En concreto, el Gobierno chileno ha colocado un bono denominado en dólares con vencimiento en abril de 2031 por 850 millones de dólares (727 millones de euros), con una rentabilidad del 4,372%. A ello se suma un segundo título en euros, con vencimiento en abril de 2032, por 1.500 millones y un cupón del 3,46%, así como un tercer bono en euros ligado a criterios de sostenibilidad, con vencimiento en abril de 2036, por otros 1.500 millones y una tasa del 3,928%.
Este último instrumento constituye el primer bono soberano a nivel internacional diseñado en función de objetivos concretos de preservación y gestión eficaz de la biodiversidad.
Además, y de forma inédita para Chile, dicho bono contempla la opción de una rebaja en el tipo de interés si se alcanzan las metas de biodiversidad fijadas en su estructura.

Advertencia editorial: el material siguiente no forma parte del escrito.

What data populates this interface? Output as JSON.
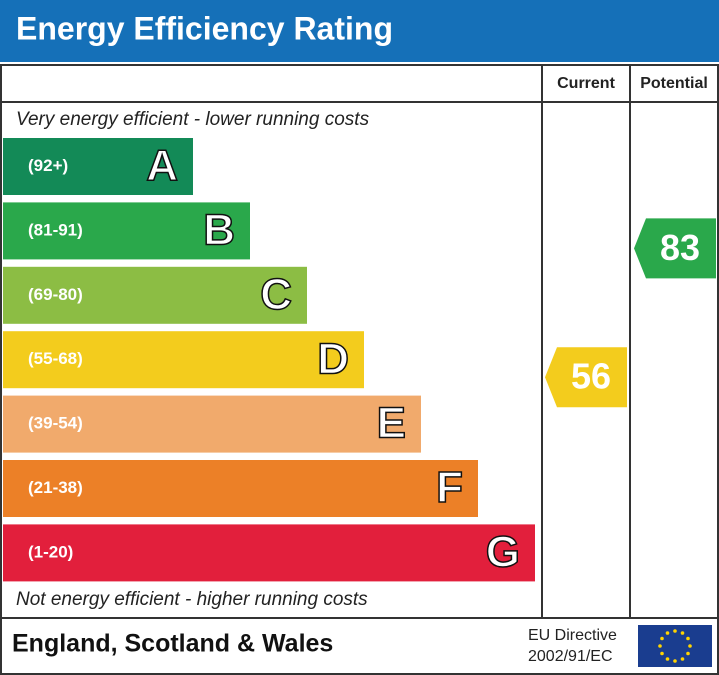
{
  "header": {
    "title": "Energy Efficiency Rating"
  },
  "columns": {
    "current": "Current",
    "potential": "Potential"
  },
  "top_note": "Very energy efficient - lower running costs",
  "bottom_note": "Not energy efficient - higher running costs",
  "bands": [
    {
      "range": "(92+)",
      "letter": "A",
      "color": "#138a57"
    },
    {
      "range": "(81-91)",
      "letter": "B",
      "color": "#2aa84b"
    },
    {
      "range": "(69-80)",
      "letter": "C",
      "color": "#8cbd44"
    },
    {
      "range": "(55-68)",
      "letter": "D",
      "color": "#f3cc1d"
    },
    {
      "range": "(39-54)",
      "letter": "E",
      "color": "#f1aa6c"
    },
    {
      "range": "(21-38)",
      "letter": "F",
      "color": "#ec8027"
    },
    {
      "range": "(1-20)",
      "letter": "G",
      "color": "#e21f3c"
    }
  ],
  "current": 56,
  "potential": 83,
  "footer": {
    "region": "England, Scotland & Wales",
    "directive_line1": "EU Directive",
    "directive_line2": "2002/91/EC"
  }
}
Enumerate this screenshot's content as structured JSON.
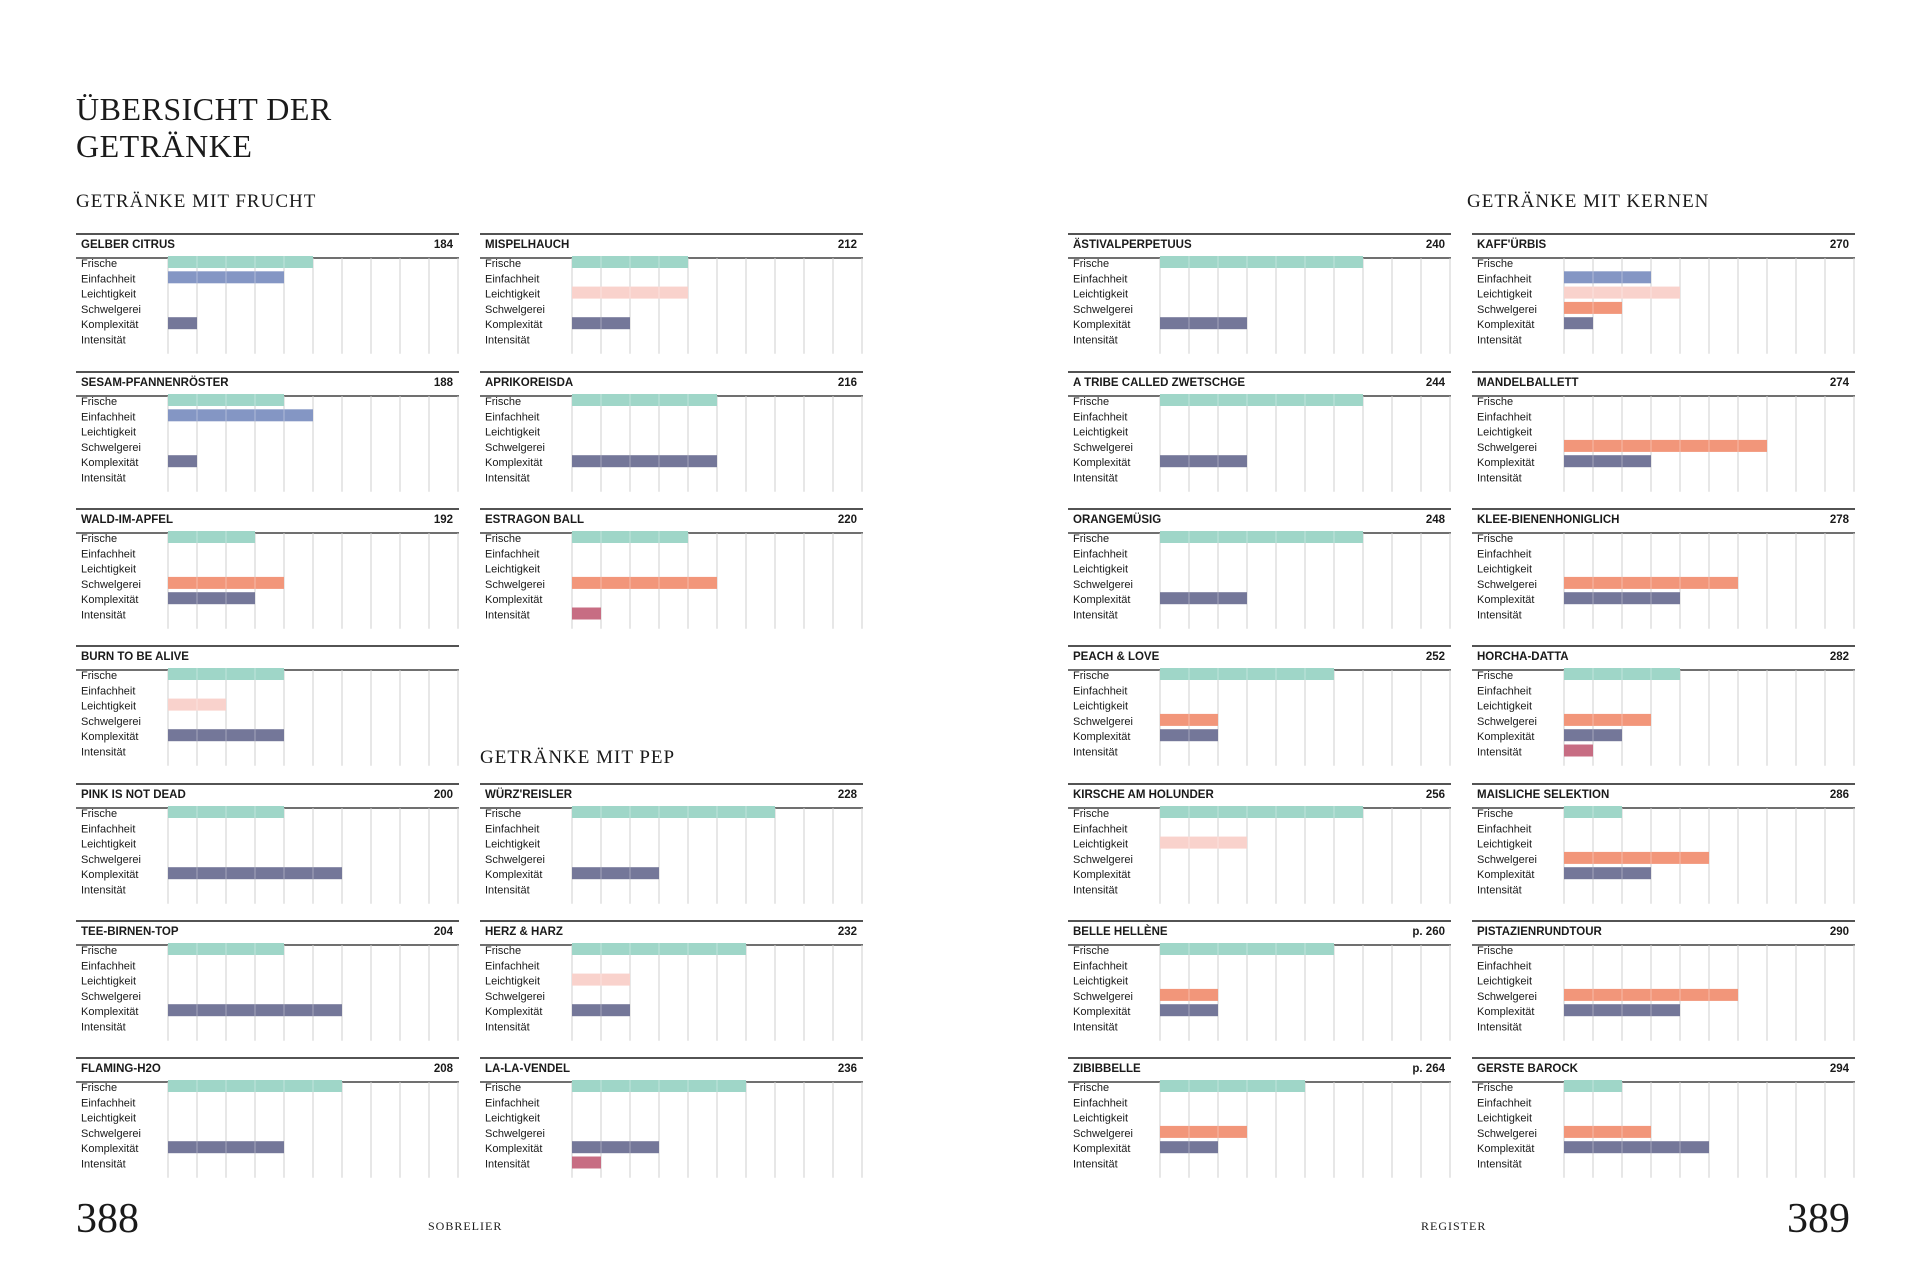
{
  "spread": {
    "title": "ÜBERSICHT DER\nGETRÄNKE",
    "left_page_number": "388",
    "right_page_number": "389",
    "left_running_head": "SOBRELIER",
    "right_running_head": "REGISTER"
  },
  "sections": {
    "frucht": "GETRÄNKE MIT FRUCHT",
    "pep": "GETRÄNKE MIT PEP",
    "kernen": "GETRÄNKE MIT KERNEN"
  },
  "colors": {
    "frische": "#9fd6c8",
    "einfachheit": "#8496c4",
    "leichtigkeit": "#f9d2cc",
    "schwelgerei": "#f2967a",
    "komplexitaet": "#747799",
    "intensitaet": "#c76d83"
  },
  "chart_data": {
    "type": "bar",
    "categories": [
      "Frische",
      "Einfachheit",
      "Leichtigkeit",
      "Schwelgerei",
      "Komplexität",
      "Intensität"
    ],
    "xlim": [
      0,
      10
    ],
    "grid": true,
    "drinks": [
      {
        "name": "GELBER CITRUS",
        "page": "184",
        "values": [
          5,
          4,
          0,
          0,
          1,
          0
        ]
      },
      {
        "name": "SESAM-PFANNENRÖSTER",
        "page": "188",
        "values": [
          4,
          5,
          0,
          0,
          1,
          0
        ]
      },
      {
        "name": "WALD-IM-APFEL",
        "page": "192",
        "values": [
          3,
          0,
          0,
          4,
          3,
          0
        ]
      },
      {
        "name": "BURN TO BE ALIVE",
        "page": "",
        "values": [
          4,
          0,
          2,
          0,
          4,
          0
        ]
      },
      {
        "name": "PINK IS NOT DEAD",
        "page": "200",
        "values": [
          4,
          0,
          0,
          0,
          6,
          0
        ]
      },
      {
        "name": "TEE-BIRNEN-TOP",
        "page": "204",
        "values": [
          4,
          0,
          0,
          0,
          6,
          0
        ]
      },
      {
        "name": "FLAMING-H2O",
        "page": "208",
        "values": [
          6,
          0,
          0,
          0,
          4,
          0
        ]
      },
      {
        "name": "MISPELHAUCH",
        "page": "212",
        "values": [
          4,
          0,
          4,
          0,
          2,
          0
        ]
      },
      {
        "name": "APRIKOREISDA",
        "page": "216",
        "values": [
          5,
          0,
          0,
          0,
          5,
          0
        ]
      },
      {
        "name": "ESTRAGON BALL",
        "page": "220",
        "values": [
          4,
          0,
          0,
          5,
          0,
          1
        ]
      },
      {
        "name": "WÜRZ'REISLER",
        "page": "228",
        "values": [
          7,
          0,
          0,
          0,
          3,
          0
        ]
      },
      {
        "name": "HERZ & HARZ",
        "page": "232",
        "values": [
          6,
          0,
          2,
          0,
          2,
          0
        ]
      },
      {
        "name": "LA-LA-VENDEL",
        "page": "236",
        "values": [
          6,
          0,
          0,
          0,
          3,
          1
        ]
      },
      {
        "name": "ÄSTIVALPERPETUUS",
        "page": "240",
        "values": [
          7,
          0,
          0,
          0,
          3,
          0
        ]
      },
      {
        "name": "A TRIBE CALLED ZWETSCHGE",
        "page": "244",
        "values": [
          7,
          0,
          0,
          0,
          3,
          0
        ]
      },
      {
        "name": "ORANGEMÜSIG",
        "page": "248",
        "values": [
          7,
          0,
          0,
          0,
          3,
          0
        ]
      },
      {
        "name": "PEACH & LOVE",
        "page": "252",
        "values": [
          6,
          0,
          0,
          2,
          2,
          0
        ]
      },
      {
        "name": "KIRSCHE AM HOLUNDER",
        "page": "256",
        "values": [
          7,
          0,
          3,
          0,
          0,
          0
        ]
      },
      {
        "name": "BELLE HELLÈNE",
        "page": "p. 260",
        "values": [
          6,
          0,
          0,
          2,
          2,
          0
        ]
      },
      {
        "name": "ZIBIBBELLE",
        "page": "p. 264",
        "values": [
          5,
          0,
          0,
          3,
          2,
          0
        ]
      },
      {
        "name": "KAFF'ÜRBIS",
        "page": "270",
        "values": [
          0,
          3,
          4,
          2,
          1,
          0
        ]
      },
      {
        "name": "MANDELBALLETT",
        "page": "274",
        "values": [
          0,
          0,
          0,
          7,
          3,
          0
        ]
      },
      {
        "name": "KLEE-BIENENHONIGLICH",
        "page": "278",
        "values": [
          0,
          0,
          0,
          6,
          4,
          0
        ]
      },
      {
        "name": "HORCHA-DATTA",
        "page": "282",
        "values": [
          4,
          0,
          0,
          3,
          2,
          1
        ]
      },
      {
        "name": "MAISLICHE SELEKTION",
        "page": "286",
        "values": [
          2,
          0,
          0,
          5,
          3,
          0
        ]
      },
      {
        "name": "PISTAZIENRUNDTOUR",
        "page": "290",
        "values": [
          0,
          0,
          0,
          6,
          4,
          0
        ]
      },
      {
        "name": "GERSTE BAROCK",
        "page": "294",
        "values": [
          2,
          0,
          0,
          3,
          5,
          0
        ]
      }
    ]
  }
}
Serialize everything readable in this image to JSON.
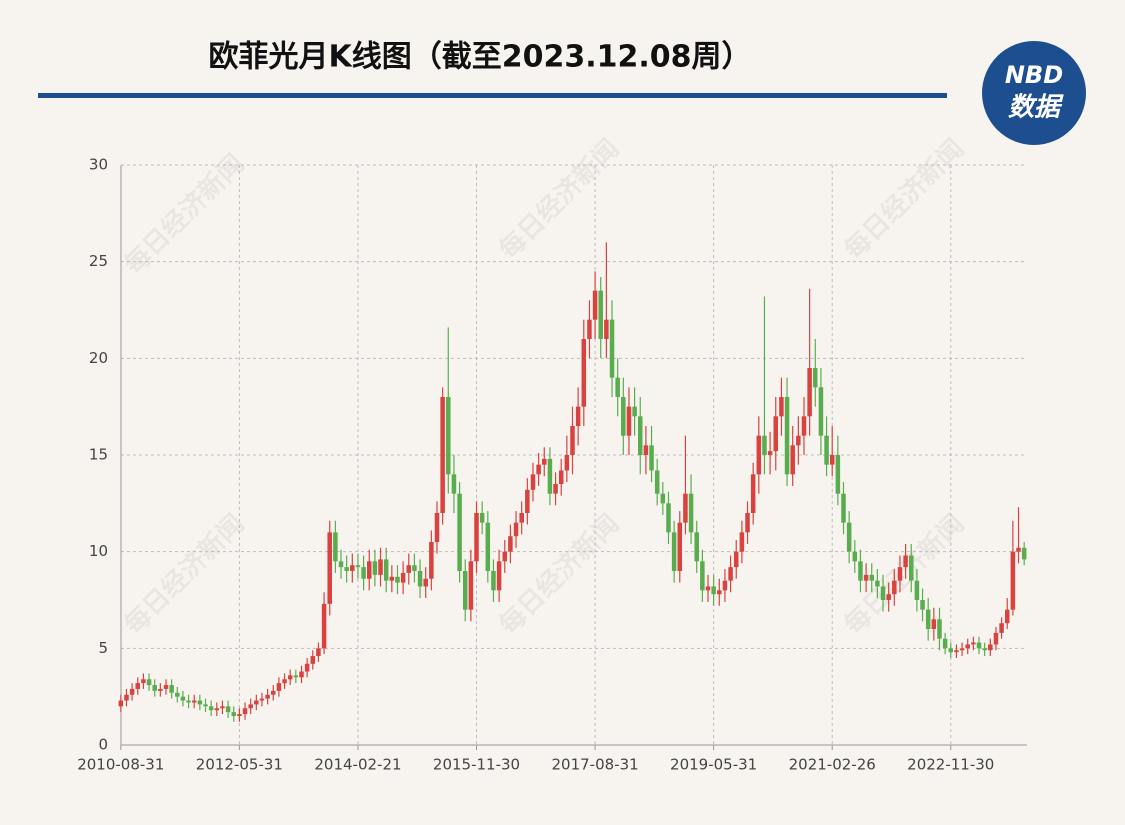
{
  "chart_data": {
    "type": "candlestick",
    "title": "欧菲光月K线图（截至2023.12.08周）",
    "logo": [
      "NBD",
      "数据"
    ],
    "watermark": "每日经济新闻",
    "up_color": "#d9423f",
    "down_color": "#5aad4e",
    "grid": true,
    "ylim": [
      0,
      30
    ],
    "yticks": [
      0,
      5,
      10,
      15,
      20,
      25,
      30
    ],
    "categories": [
      "2010-08-31",
      null,
      null,
      null,
      null,
      null,
      null,
      null,
      null,
      null,
      null,
      null,
      null,
      null,
      null,
      null,
      null,
      null,
      null,
      null,
      null,
      "2012-05-31",
      null,
      null,
      null,
      null,
      null,
      null,
      null,
      null,
      null,
      null,
      null,
      null,
      null,
      null,
      null,
      null,
      null,
      null,
      null,
      null,
      "2014-02-21",
      null,
      null,
      null,
      null,
      null,
      null,
      null,
      null,
      null,
      null,
      null,
      null,
      null,
      null,
      null,
      null,
      null,
      null,
      null,
      null,
      "2015-11-30",
      null,
      null,
      null,
      null,
      null,
      null,
      null,
      null,
      null,
      null,
      null,
      null,
      null,
      null,
      null,
      null,
      null,
      null,
      null,
      null,
      "2017-08-31",
      null,
      null,
      null,
      null,
      null,
      null,
      null,
      null,
      null,
      null,
      null,
      null,
      null,
      null,
      null,
      null,
      null,
      null,
      null,
      null,
      "2019-05-31",
      null,
      null,
      null,
      null,
      null,
      null,
      null,
      null,
      null,
      null,
      null,
      null,
      null,
      null,
      null,
      null,
      null,
      null,
      null,
      null,
      "2021-02-26",
      null,
      null,
      null,
      null,
      null,
      null,
      null,
      null,
      null,
      null,
      null,
      null,
      null,
      null,
      null,
      null,
      null,
      null,
      null,
      null,
      "2022-11-30",
      null,
      null,
      null,
      null,
      null,
      null,
      null,
      null,
      null,
      null,
      null,
      null,
      null
    ],
    "open": [
      2.0,
      2.3,
      2.6,
      2.9,
      3.2,
      3.4,
      3.1,
      2.8,
      2.9,
      3.1,
      2.7,
      2.5,
      2.3,
      2.2,
      2.3,
      2.1,
      2.0,
      1.8,
      1.9,
      2.0,
      1.7,
      1.5,
      1.6,
      1.9,
      2.1,
      2.3,
      2.4,
      2.6,
      2.8,
      3.2,
      3.4,
      3.6,
      3.5,
      3.8,
      4.2,
      4.6,
      5.0,
      7.3,
      11.0,
      9.5,
      9.2,
      9.0,
      9.3,
      9.2,
      8.6,
      9.5,
      8.8,
      9.6,
      8.5,
      8.7,
      8.4,
      8.9,
      9.3,
      9.0,
      8.2,
      8.6,
      10.5,
      12.0,
      18.0,
      14.0,
      13.0,
      9.0,
      7.0,
      9.5,
      12.0,
      11.5,
      9.0,
      8.0,
      9.5,
      10.0,
      10.8,
      11.5,
      12.0,
      13.2,
      14.0,
      14.5,
      14.8,
      13.0,
      13.5,
      14.2,
      15.0,
      16.5,
      17.5,
      21.0,
      22.0,
      23.5,
      21.0,
      22.0,
      19.0,
      18.0,
      16.0,
      17.5,
      17.0,
      15.0,
      15.5,
      14.2,
      13.0,
      12.5,
      11.0,
      9.0,
      11.5,
      13.0,
      11.0,
      9.5,
      8.0,
      8.2,
      7.8,
      8.0,
      8.5,
      9.2,
      10.0,
      11.0,
      12.0,
      14.0,
      16.0,
      15.0,
      15.2,
      17.0,
      18.0,
      14.0,
      15.5,
      16.0,
      17.0,
      19.5,
      18.5,
      16.0,
      14.5,
      15.0,
      13.0,
      11.5,
      10.0,
      9.5,
      8.5,
      8.8,
      8.5,
      8.2,
      7.5,
      7.8,
      8.5,
      9.2,
      9.8,
      8.5,
      7.5,
      7.0,
      6.0,
      6.5,
      5.5,
      5.0,
      4.8,
      4.9,
      5.0,
      5.2,
      5.3,
      5.0,
      4.9,
      5.2,
      5.8,
      6.3,
      7.0,
      10.0,
      10.2
    ],
    "high": [
      2.6,
      2.9,
      3.2,
      3.5,
      3.7,
      3.7,
      3.4,
      3.2,
      3.4,
      3.4,
      3.0,
      2.8,
      2.6,
      2.6,
      2.6,
      2.4,
      2.3,
      2.2,
      2.3,
      2.3,
      2.0,
      1.9,
      2.2,
      2.4,
      2.6,
      2.7,
      2.9,
      3.1,
      3.5,
      3.7,
      3.9,
      3.9,
      4.1,
      4.5,
      4.9,
      5.3,
      7.9,
      11.6,
      11.6,
      10.1,
      9.8,
      9.9,
      9.9,
      9.8,
      10.1,
      10.1,
      10.2,
      10.2,
      9.3,
      9.3,
      9.5,
      9.9,
      9.9,
      9.6,
      9.2,
      11.1,
      12.6,
      18.5,
      21.6,
      15.0,
      13.6,
      9.6,
      10.1,
      12.6,
      12.6,
      12.1,
      9.6,
      10.1,
      10.6,
      11.4,
      12.1,
      12.6,
      13.8,
      14.6,
      15.1,
      15.4,
      15.4,
      14.1,
      14.8,
      16.0,
      17.5,
      18.5,
      22.0,
      23.0,
      24.5,
      24.2,
      26.0,
      23.0,
      20.0,
      19.0,
      18.5,
      18.5,
      18.0,
      16.5,
      16.5,
      14.8,
      13.6,
      13.1,
      11.6,
      12.1,
      16.0,
      14.0,
      11.6,
      10.1,
      8.8,
      8.8,
      8.6,
      9.1,
      9.8,
      10.6,
      11.6,
      12.6,
      14.6,
      17.0,
      23.2,
      16.2,
      18.0,
      19.0,
      19.0,
      16.5,
      17.0,
      18.0,
      23.6,
      21.0,
      19.5,
      17.0,
      16.5,
      16.0,
      13.6,
      12.1,
      10.6,
      10.1,
      9.4,
      9.4,
      9.1,
      8.8,
      8.4,
      9.1,
      9.8,
      10.4,
      10.4,
      9.1,
      8.1,
      7.6,
      7.1,
      7.1,
      5.8,
      5.3,
      5.2,
      5.3,
      5.5,
      5.6,
      5.6,
      5.3,
      5.5,
      6.1,
      6.6,
      7.6,
      11.6,
      12.3,
      10.5
    ],
    "low": [
      1.7,
      2.0,
      2.3,
      2.6,
      2.9,
      2.8,
      2.5,
      2.5,
      2.6,
      2.4,
      2.2,
      2.0,
      1.9,
      1.9,
      1.8,
      1.7,
      1.5,
      1.5,
      1.6,
      1.4,
      1.2,
      1.2,
      1.3,
      1.6,
      1.8,
      2.0,
      2.1,
      2.3,
      2.5,
      2.9,
      3.1,
      3.2,
      3.2,
      3.5,
      3.9,
      4.3,
      4.7,
      6.7,
      8.9,
      8.6,
      8.4,
      8.4,
      8.6,
      8.0,
      8.0,
      8.2,
      8.2,
      7.9,
      7.9,
      7.8,
      7.8,
      8.3,
      8.4,
      7.6,
      7.6,
      8.0,
      9.9,
      11.4,
      13.0,
      12.0,
      8.4,
      6.4,
      6.4,
      8.9,
      10.9,
      8.4,
      7.4,
      7.4,
      8.9,
      9.4,
      10.2,
      10.9,
      11.4,
      12.6,
      13.4,
      13.9,
      12.4,
      12.4,
      12.9,
      13.6,
      14.0,
      15.5,
      16.5,
      20.0,
      21.0,
      20.0,
      20.0,
      18.0,
      17.0,
      15.0,
      15.0,
      16.0,
      14.0,
      14.0,
      13.6,
      12.4,
      11.9,
      10.4,
      8.4,
      8.4,
      10.9,
      10.4,
      8.9,
      7.4,
      7.4,
      7.2,
      7.2,
      7.4,
      7.9,
      8.6,
      9.4,
      10.4,
      11.4,
      13.0,
      14.0,
      14.0,
      14.2,
      16.0,
      13.4,
      13.4,
      14.5,
      15.0,
      16.0,
      17.5,
      15.0,
      13.9,
      13.9,
      12.4,
      10.9,
      9.4,
      8.9,
      7.9,
      7.9,
      7.9,
      7.6,
      6.9,
      6.9,
      7.2,
      7.9,
      8.6,
      7.9,
      6.9,
      6.4,
      5.4,
      5.4,
      4.9,
      4.7,
      4.5,
      4.5,
      4.6,
      4.7,
      4.9,
      4.7,
      4.6,
      4.6,
      4.9,
      5.5,
      6.0,
      6.7,
      9.4,
      9.3
    ],
    "close": [
      2.3,
      2.6,
      2.9,
      3.2,
      3.4,
      3.1,
      2.8,
      2.9,
      3.1,
      2.7,
      2.5,
      2.3,
      2.2,
      2.3,
      2.1,
      2.0,
      1.8,
      1.9,
      2.0,
      1.7,
      1.5,
      1.6,
      1.9,
      2.1,
      2.3,
      2.4,
      2.6,
      2.8,
      3.2,
      3.4,
      3.6,
      3.5,
      3.8,
      4.2,
      4.6,
      5.0,
      7.3,
      11.0,
      9.5,
      9.2,
      9.0,
      9.3,
      9.2,
      8.6,
      9.5,
      8.8,
      9.6,
      8.5,
      8.7,
      8.4,
      8.9,
      9.3,
      9.0,
      8.2,
      8.6,
      10.5,
      12.0,
      18.0,
      14.0,
      13.0,
      9.0,
      7.0,
      9.5,
      12.0,
      11.5,
      9.0,
      8.0,
      9.5,
      10.0,
      10.8,
      11.5,
      12.0,
      13.2,
      14.0,
      14.5,
      14.8,
      13.0,
      13.5,
      14.2,
      15.0,
      16.5,
      17.5,
      21.0,
      22.0,
      23.5,
      21.0,
      22.0,
      19.0,
      18.0,
      16.0,
      17.5,
      17.0,
      15.0,
      15.5,
      14.2,
      13.0,
      12.5,
      11.0,
      9.0,
      11.5,
      13.0,
      11.0,
      9.5,
      8.0,
      8.2,
      7.8,
      8.0,
      8.5,
      9.2,
      10.0,
      11.0,
      12.0,
      14.0,
      16.0,
      15.0,
      15.2,
      17.0,
      18.0,
      14.0,
      15.5,
      16.0,
      17.0,
      19.5,
      18.5,
      16.0,
      14.5,
      15.0,
      13.0,
      11.5,
      10.0,
      9.5,
      8.5,
      8.8,
      8.5,
      8.2,
      7.5,
      7.8,
      8.5,
      9.2,
      9.8,
      8.5,
      7.5,
      7.0,
      6.0,
      6.5,
      5.5,
      5.0,
      4.8,
      4.9,
      5.0,
      5.2,
      5.3,
      5.0,
      4.9,
      5.2,
      5.8,
      6.3,
      7.0,
      10.0,
      10.2,
      9.6
    ]
  }
}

Las peticiones de los inversores superaron los 10.000 millones en el tramo en euros y los 4.500 millones en el tramo en dólares, lo que, según el Ejecutivo, pone de manifiesto “la confianza del mercado” en las políticas macroeconómicas del país.
La operación se integra en el plan de financiamiento 2026 del Gobierno chileno, cuyo objetivo es ayudar a establecer curvas de referencia que sirvan de guía a otros emisores.